Taiwan’s Lin Yu-ting reacts after beating Poland’s Julia Szeremeta (Blue) in the women’s 57kg final boxing match during the Paris 2024 Olympic Games at the Roland-Garros Stadium, in Paris on August 10, 2024. (Photo by MOHD RASFAN / AFP)
Taiwanese Olympic boxing gold medalist Lin Yu-ting will not compete at the world championships starting this week, Taiwan’s association told AFP on Tuesday, despite reportedly submitting her sex test results.
Lin and Algerian boxer Imane Khelif were at the center of a major gender row at the 2024 Paris Olympics, where they won titles in separate weight classes.
READ: Lin Yu-ting wins Olympic boxing gold amid gender controversy
World Boxing said last month that women wanting to compete at the championships in Liverpool on September 4-14 would have to undergo mandatory sex testing under its new policy.
The 29-year-old Lin had agreed to undergo the testing, her coach Tseng Tzu-chiang told AFP at the time.
Taiwan’s boxing association said it submitted the results to World Boxing and had not received a response, the semi-official Central News Agency reported late Monday.
“We cannot allow the athlete to travel to the UK without any guarantee,” the association was quoted as saying.
The association told AFP in a message on Tuesday that Lin “will not attend the world championships in Liverpool”, but did not give a reason or respond to AFP’s other questions.
READ: Taiwan’s Lin Yu-ting advances to Paris Olympis gold medal bout
Lin’s coach Tseng did not respond to phone calls or messages.
AFP has contacted World Boxing for comment.
Under its policy, fighters over 18 who want to participate in a World Boxing-sanctioned competition need to take a PCR, or polymerase chain reaction genetic test, to determine their sex at birth.

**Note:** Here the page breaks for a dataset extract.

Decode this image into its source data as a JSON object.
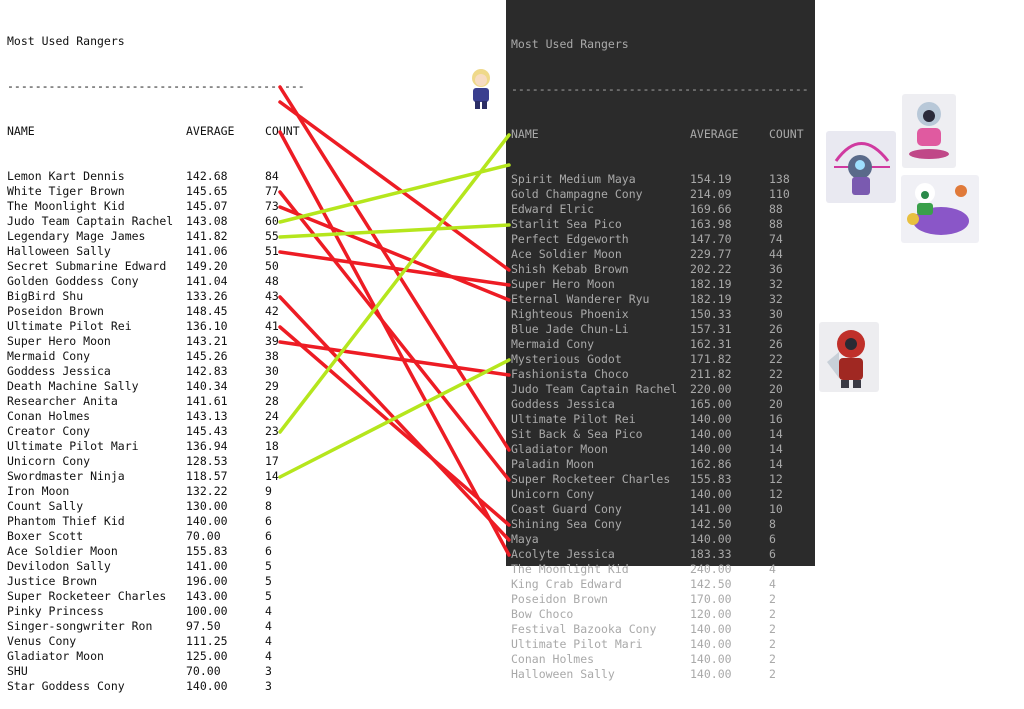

Lin and Khelif were excluded from the International Boxing Association’s (IBA) 2023 world championships after the IBA said they had failed sex eligibility tests.
However, the International Olympic Committee (IOC) allowed them both to compete in Paris, saying they had been victims of “a sudden and arbitrary decision by the IBA”. Both went on to triumph.
Khelif and Lin were subjected to attacks on social media, rumours about their biological sex and disinformation during the Games.